Nekrotisierende Lymphadenitis: Kikuchi-Fujimoto-Erkrankung bei einem jungen Mann

Die Kikuchi Fujimoto Erkrankung (KFE) oder histozytäre nekrotisierende Lymphadenitis ist eine seltene Erkrankung, die vor allem bei japanischen Frauen vorkommt; aus anderen Teilen der Welt wurden bisher nur wenige Fälle beschrieben. Die Pathogenese der Erkrankung ist nicht bekannt. Ein 22-jähriger Mann bemerkte bei sich selbst ein Wachstum von Lymphknoten einen Monat vor der Aufnahme. Zuerst stellte er einen vergrößerten Lymphknoten in der linken Axilla, später dann auch im Halsbereich und in der rechten Axilla fest. Schüttelfröste und Nachtschweiß wären schon vorher aufgetreten. Die physikalische Untersuchung ergab bilaterale vergrößerte (bis zu 2 cm), schmerzhafte aber nicht inflammierte Lymphknoten im Halsbereich und in beiden Axillae. Die histologische Untersuchung der Lymphknoten sowie die typische Klinik ergab die Diagnose einer KFE. Es wurde keine Therapie verordnet. Der Patient war in der Folge die letzten zwei Jahre völlig symptomfrei. Das klinische Bild der KFE ist unspezifisch und sehr variabel. Die meisten Patienten klagen über eine Vergrößerung der zervikalen Lymphknoten, die mit verschiedenen Symptomen, wie Fieber, Malaise, Nachtschweiß und Gewichtsabnahme einhergeht. Die Lymphknotenvergrößerung kommt nur selten in anderen Lokalisationen vor.
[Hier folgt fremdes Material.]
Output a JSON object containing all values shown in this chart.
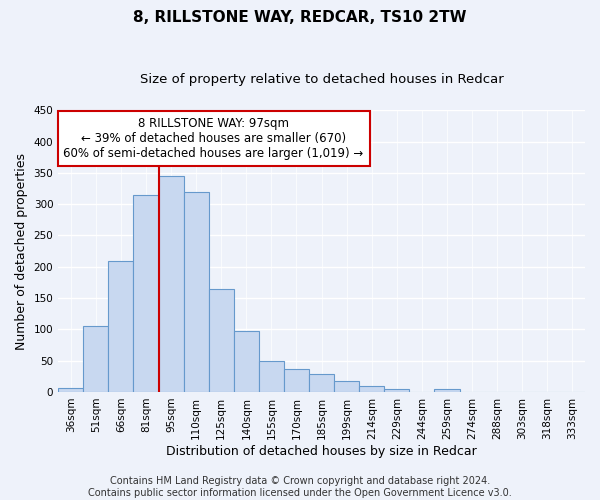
{
  "title": "8, RILLSTONE WAY, REDCAR, TS10 2TW",
  "subtitle": "Size of property relative to detached houses in Redcar",
  "xlabel": "Distribution of detached houses by size in Redcar",
  "ylabel": "Number of detached properties",
  "bar_labels": [
    "36sqm",
    "51sqm",
    "66sqm",
    "81sqm",
    "95sqm",
    "110sqm",
    "125sqm",
    "140sqm",
    "155sqm",
    "170sqm",
    "185sqm",
    "199sqm",
    "214sqm",
    "229sqm",
    "244sqm",
    "259sqm",
    "274sqm",
    "288sqm",
    "303sqm",
    "318sqm",
    "333sqm"
  ],
  "bar_values": [
    7,
    105,
    210,
    315,
    345,
    320,
    165,
    97,
    50,
    37,
    29,
    18,
    9,
    5,
    0,
    5,
    0,
    0,
    0,
    0,
    0
  ],
  "bar_color": "#c8d8f0",
  "bar_edge_color": "#6699cc",
  "property_line_x": 3.5,
  "property_line_color": "#cc0000",
  "ylim": [
    0,
    450
  ],
  "yticks": [
    0,
    50,
    100,
    150,
    200,
    250,
    300,
    350,
    400,
    450
  ],
  "annotation_line1": "8 RILLSTONE WAY: 97sqm",
  "annotation_line2": "← 39% of detached houses are smaller (670)",
  "annotation_line3": "60% of semi-detached houses are larger (1,019) →",
  "annotation_box_color": "#ffffff",
  "annotation_box_edge_color": "#cc0000",
  "footer_line1": "Contains HM Land Registry data © Crown copyright and database right 2024.",
  "footer_line2": "Contains public sector information licensed under the Open Government Licence v3.0.",
  "background_color": "#eef2fa",
  "plot_bg_color": "#eef2fa",
  "grid_color": "#ffffff",
  "title_fontsize": 11,
  "subtitle_fontsize": 9.5,
  "axis_label_fontsize": 9,
  "tick_fontsize": 7.5,
  "footer_fontsize": 7,
  "annotation_fontsize": 8.5
}
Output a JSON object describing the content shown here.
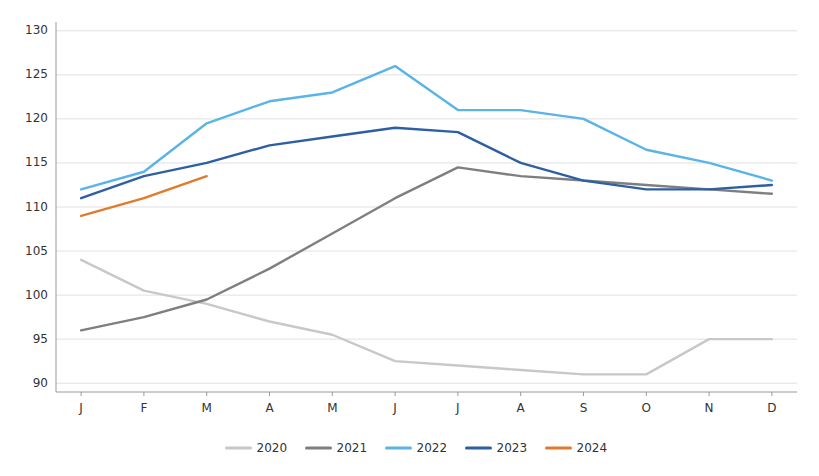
{
  "chart_data": {
    "type": "line",
    "categories": [
      "J",
      "F",
      "M",
      "A",
      "M",
      "J",
      "J",
      "A",
      "S",
      "O",
      "N",
      "D"
    ],
    "series": [
      {
        "name": "2020",
        "color": "#c8c8c8",
        "values": [
          104,
          100.5,
          99,
          97,
          95.5,
          92.5,
          92,
          91.5,
          91,
          91,
          95,
          95
        ]
      },
      {
        "name": "2021",
        "color": "#7f7f7f",
        "values": [
          96,
          97.5,
          99.5,
          103,
          107,
          111,
          114.5,
          113.5,
          113,
          112.5,
          112,
          111.5
        ]
      },
      {
        "name": "2022",
        "color": "#5ab4e5",
        "values": [
          112,
          114,
          119.5,
          122,
          123,
          126,
          121,
          121,
          120,
          116.5,
          115,
          113
        ]
      },
      {
        "name": "2023",
        "color": "#2e5fa3",
        "values": [
          111,
          113.5,
          115,
          117,
          118,
          119,
          118.5,
          115,
          113,
          112,
          112,
          112.5
        ]
      },
      {
        "name": "2024",
        "color": "#e07b2e",
        "values": [
          109,
          111,
          113.5,
          null,
          null,
          null,
          null,
          null,
          null,
          null,
          null,
          null
        ]
      }
    ],
    "ylim": [
      89,
      131
    ],
    "yticks": [
      90,
      95,
      100,
      105,
      110,
      115,
      120,
      125,
      130
    ],
    "grid": true,
    "legend": "bottom"
  }
}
Die Knoten sind gut beweglich und nicht größer als 2cm. Nur die Histologie ermöglicht eine Diagnose. Folgende histologische Veränderungen sind für die KFE typisch: parakortikale nekrotische Foci, die von histiozytären Aggregaten umgeben sind; unregelmäßig runde eosinophile Areale von verschiedener Größe im Parakortex und im Kortex mit zahlreichen Histiozyten, Lymphozyten, Immunoblasten, plasmacytoiden Monozyten und eosinophilem granuliertem zelleulärem Debris. Differentialdiagnostisch muss die Erkrankung von einem hochmalignen Lymphom, sowie einer SLE-Lymphadenitis abgegrenzt werden. Es gibt keine spezifische Therapie für die KFE, da die Erkrankung zumeist spontan innerhalb von 4 Monaten remittiert. Ein Rezidiv oder gar Todesfälle sind sehr ungewöhnlich.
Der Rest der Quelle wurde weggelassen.